In early 2020, Erie Arts & Culture launched a visiting artist residency program in collaboration with Long Road Projects. Through this program, Erie Arts & Culture and Long Road Projects provide contemporary artists with dedicated time and space to reflect, research, and create new bodies of work – outside of their usual environments. This program also creates opportunities for new perspectives and creative processes to be shared, which in turn positively impacts the cultural and creative landscape in Northwestern Pennsylvania.
This visiting artist residency program is made possible through the generous support of a privately funded grant from The Erie Community Foundation.
While in residence with Erie Arts & Culture, Overstreet will maintain a studio at Grounded Print and Paper Studio. For those individuals interested in conducting a studio visit with Overstreet, please email Patrick Fisher ([email protected]).
On March 15, 1020 Collective will host an artist presentation with Overstreet Ducasse. Artists interested in receiving a professional critique of their work from Overstreet are encouraged to bring either a portfolio of their work or select work samples to share. We encourage you to sign up in advance to participate in a critique, as time is limited. Critiques will be limited to 10 minutes per artist. For additional information, contact Sarah Moody ([email protected])
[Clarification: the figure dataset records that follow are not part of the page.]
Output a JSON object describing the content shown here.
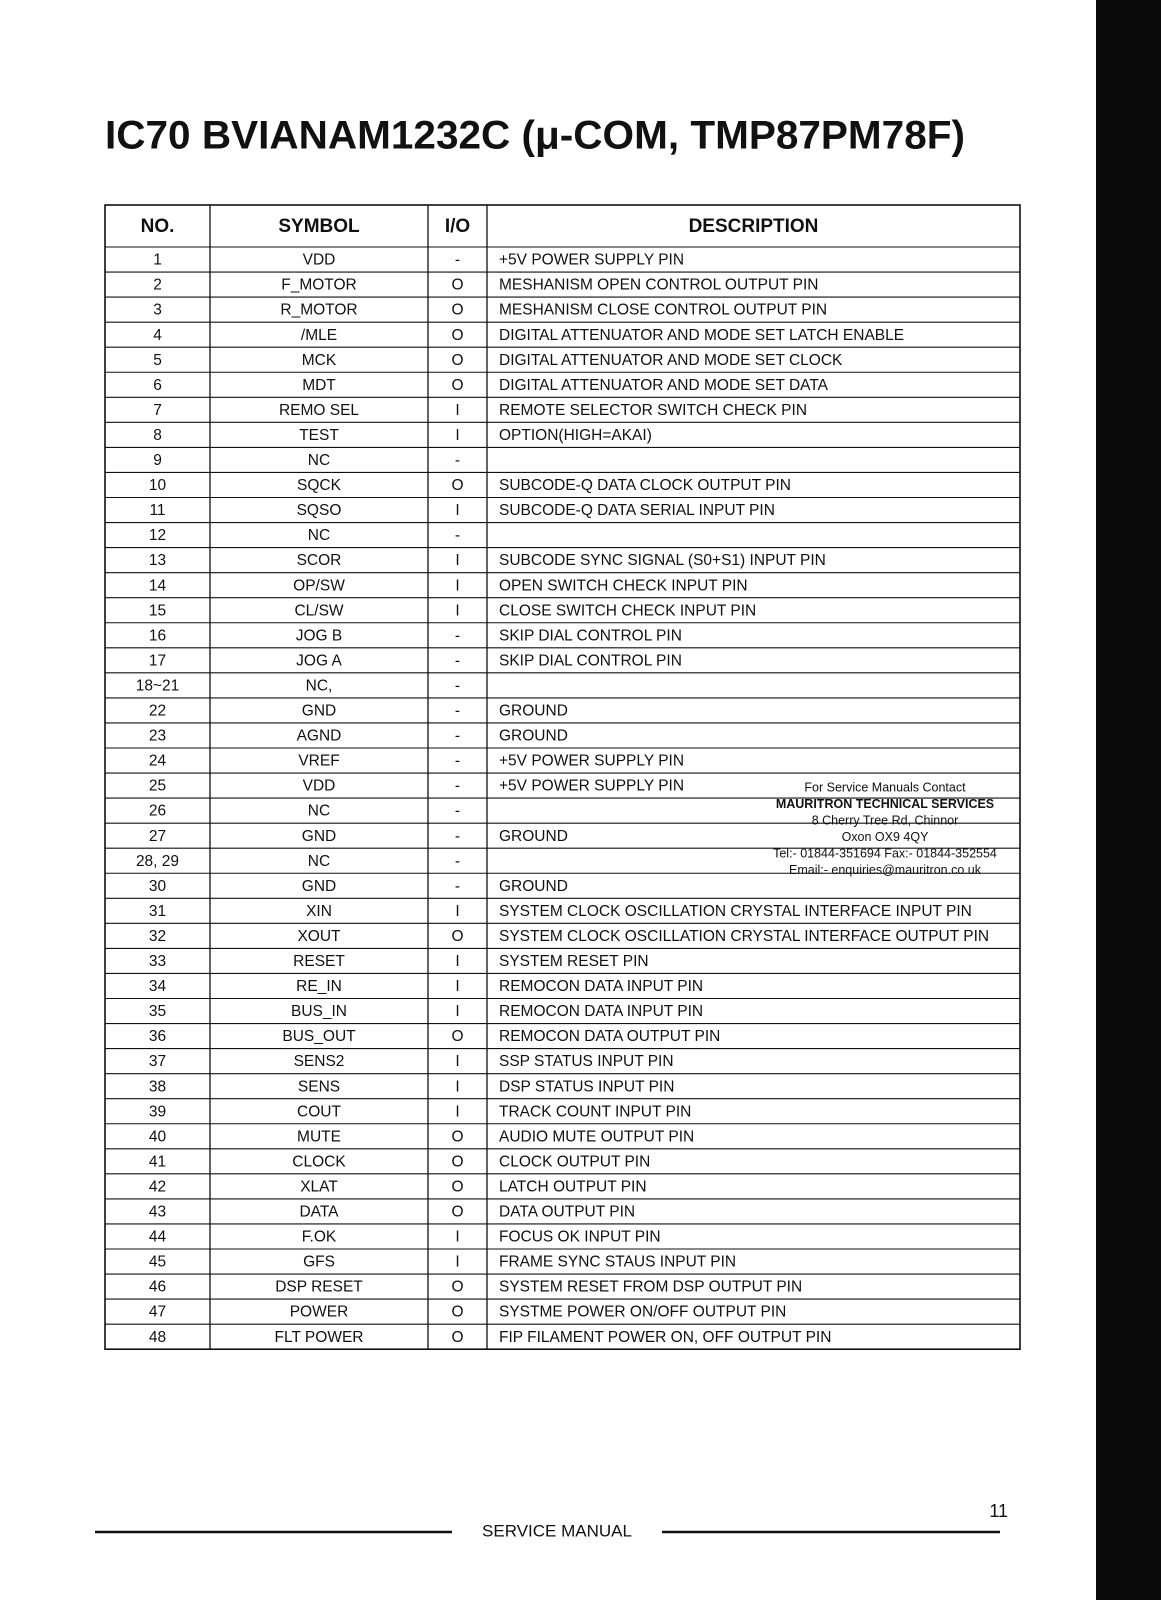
{
  "header": {
    "title": "IC70 BVIANAM1232C (μ-COM, TMP87PM78F)"
  },
  "table": {
    "header": [
      "NO.",
      "SYMBOL",
      "I/O",
      "DESCRIPTION"
    ],
    "rows": [
      [
        "1",
        "VDD",
        "-",
        "+5V POWER SUPPLY PIN"
      ],
      [
        "2",
        "F_MOTOR",
        "O",
        "MESHANISM OPEN CONTROL OUTPUT PIN"
      ],
      [
        "3",
        "R_MOTOR",
        "O",
        "MESHANISM CLOSE CONTROL OUTPUT PIN"
      ],
      [
        "4",
        "/MLE",
        "O",
        "DIGITAL ATTENUATOR AND MODE SET LATCH ENABLE"
      ],
      [
        "5",
        "MCK",
        "O",
        "DIGITAL ATTENUATOR AND MODE SET CLOCK"
      ],
      [
        "6",
        "MDT",
        "O",
        "DIGITAL ATTENUATOR AND MODE SET DATA"
      ],
      [
        "7",
        "REMO SEL",
        "I",
        "REMOTE SELECTOR SWITCH CHECK PIN"
      ],
      [
        "8",
        "TEST",
        "I",
        "OPTION(HIGH=AKAI)"
      ],
      [
        "9",
        "NC",
        "-",
        null
      ],
      [
        "10",
        "SQCK",
        "O",
        "SUBCODE-Q DATA CLOCK OUTPUT PIN"
      ],
      [
        "11",
        "SQSO",
        "I",
        "SUBCODE-Q DATA SERIAL INPUT PIN"
      ],
      [
        "12",
        "NC",
        "-",
        null
      ],
      [
        "13",
        "SCOR",
        "I",
        "SUBCODE SYNC SIGNAL (S0+S1) INPUT PIN"
      ],
      [
        "14",
        "OP/SW",
        "I",
        "OPEN SWITCH CHECK INPUT PIN"
      ],
      [
        "15",
        "CL/SW",
        "I",
        "CLOSE SWITCH CHECK INPUT PIN"
      ],
      [
        "16",
        "JOG B",
        "-",
        "SKIP DIAL CONTROL PIN"
      ],
      [
        "17",
        "JOG A",
        "-",
        "SKIP DIAL CONTROL PIN"
      ],
      [
        "18~21",
        "NC,",
        "-",
        null
      ],
      [
        "22",
        "GND",
        "-",
        "GROUND"
      ],
      [
        "23",
        "AGND",
        "-",
        "GROUND"
      ],
      [
        "24",
        "VREF",
        "-",
        "+5V POWER SUPPLY PIN"
      ],
      [
        "25",
        "VDD",
        "-",
        "+5V POWER SUPPLY PIN"
      ],
      [
        "26",
        "NC",
        "-",
        null
      ],
      [
        "27",
        "GND",
        "-",
        "GROUND"
      ],
      [
        "28, 29",
        "NC",
        "-",
        null
      ],
      [
        "30",
        "GND",
        "-",
        "GROUND"
      ],
      [
        "31",
        "XIN",
        "I",
        "SYSTEM CLOCK OSCILLATION CRYSTAL INTERFACE INPUT PIN"
      ],
      [
        "32",
        "XOUT",
        "O",
        "SYSTEM CLOCK OSCILLATION CRYSTAL INTERFACE OUTPUT PIN"
      ],
      [
        "33",
        "RESET",
        "I",
        "SYSTEM RESET PIN"
      ],
      [
        "34",
        "RE_IN",
        "I",
        "REMOCON DATA INPUT PIN"
      ],
      [
        "35",
        "BUS_IN",
        "I",
        "REMOCON DATA INPUT PIN"
      ],
      [
        "36",
        "BUS_OUT",
        "O",
        "REMOCON DATA OUTPUT PIN"
      ],
      [
        "37",
        "SENS2",
        "I",
        "SSP STATUS INPUT PIN"
      ],
      [
        "38",
        "SENS",
        "I",
        "DSP STATUS INPUT PIN"
      ],
      [
        "39",
        "COUT",
        "I",
        "TRACK COUNT INPUT PIN"
      ],
      [
        "40",
        "MUTE",
        "O",
        "AUDIO MUTE OUTPUT PIN"
      ],
      [
        "41",
        "CLOCK",
        "O",
        "CLOCK OUTPUT PIN"
      ],
      [
        "42",
        "XLAT",
        "O",
        "LATCH OUTPUT PIN"
      ],
      [
        "43",
        "DATA",
        "O",
        "DATA OUTPUT PIN"
      ],
      [
        "44",
        "F.OK",
        "I",
        "FOCUS OK INPUT PIN"
      ],
      [
        "45",
        "GFS",
        "I",
        "FRAME SYNC STAUS INPUT PIN"
      ],
      [
        "46",
        "DSP RESET",
        "O",
        "SYSTEM RESET FROM DSP OUTPUT PIN"
      ],
      [
        "47",
        "POWER",
        "O",
        "SYSTME POWER ON/OFF OUTPUT PIN"
      ],
      [
        "48",
        "FLT POWER",
        "O",
        "FIP FILAMENT POWER ON, OFF OUTPUT PIN"
      ]
    ]
  },
  "stamp": {
    "lines": [
      "For Service Manuals Contact",
      "MAURITRON TECHNICAL SERVICES",
      "8 Cherry Tree Rd, Chinnor",
      "Oxon OX9 4QY",
      "Tel:- 01844-351694 Fax:- 01844-352554",
      "Email:- enquiries@mauritron.co.uk"
    ]
  },
  "footer": {
    "page_number": "11",
    "label": "SERVICE MANUAL"
  }
}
On March 29, Overstreet will lead a workshop with students at the Inner-City Neighborhood Art House. Overstreet will meet with teenage students who are members of GAIA Youth United. Together, Overstreet and student participants will examine art as a form of activism.
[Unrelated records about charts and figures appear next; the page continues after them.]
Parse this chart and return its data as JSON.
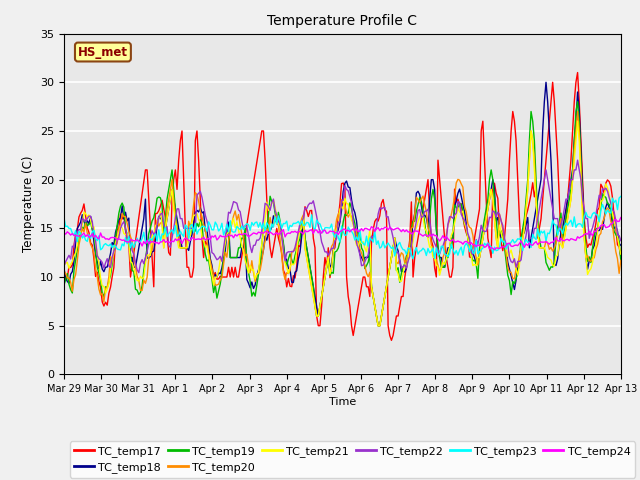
{
  "title": "Temperature Profile C",
  "xlabel": "Time",
  "ylabel": "Temperature (C)",
  "ylim": [
    0,
    35
  ],
  "yticks": [
    0,
    5,
    10,
    15,
    20,
    25,
    30,
    35
  ],
  "x_labels": [
    "Mar 29",
    "Mar 30",
    "Mar 31",
    "Apr 1",
    "Apr 2",
    "Apr 3",
    "Apr 4",
    "Apr 5",
    "Apr 6",
    "Apr 7",
    "Apr 8",
    "Apr 9",
    "Apr 10",
    "Apr 11",
    "Apr 12",
    "Apr 13"
  ],
  "annotation_text": "HS_met",
  "annotation_color": "#8B0000",
  "annotation_bg": "#FFFF99",
  "annotation_border": "#8B4513",
  "series_colors": {
    "TC_temp17": "#FF0000",
    "TC_temp18": "#00008B",
    "TC_temp19": "#00BB00",
    "TC_temp20": "#FF8C00",
    "TC_temp21": "#FFFF00",
    "TC_temp22": "#9932CC",
    "TC_temp23": "#00FFFF",
    "TC_temp24": "#FF00FF"
  },
  "background_color": "#E8E8E8",
  "grid_color": "#FFFFFF",
  "n_points": 336,
  "fig_width": 6.4,
  "fig_height": 4.8,
  "dpi": 100
}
GAIA Youth United is a group of strong minded individuals who want to make a change in the world. GAIA is the Greek God of the Earth. Through this program, teens explore social justice topics related to climate change, the Black Lives Matter movement, feminism, and gender equity. GAIA is a safe place for teens to speak up, share opinions, and take action.
Born in Haiti, Overstreet Ducasse came to the United States at the age of six. Faced with the challenges of an unfamiliar environment, a new language, and a different culture, Ducasse turned to art as a means of expression and communication. He deems art the universal language and a way to release frustrations and aggravations.
The art of Ducasse goes beyond the visual. His work is captivating, direct, and abundant with metaphors and meaning. As an artist, Ducasse refuses to be locked down by one particular style. “The number one rule in art is that there are no rules.” He creates on a variety of mediums from traditional canvas to wood frame doors.
Inspired by the desire for reason and understanding, his work is the expression of his life experiences as well as his true intellect. Ducasse describes himself as a Deepressionist, a term he conceived to express both the frustrations experienced by the artist and the depth of thought and imagination an artist must exude.
The Source of His Name:
His father, Jose Lopez Ducasse, gave Overstreet his unusual first name. His father chose the name after reading a book by social psychologist, Harry A. Overstreet, which profoundly inspired the senior Ducasse. Overstreet’s name is not all he inherited from his father. Jose Ducasse was also a painter, but his family never saw his work. Jose Ducasse’s paintings were all sold in Haiti to tourists during an earlier period.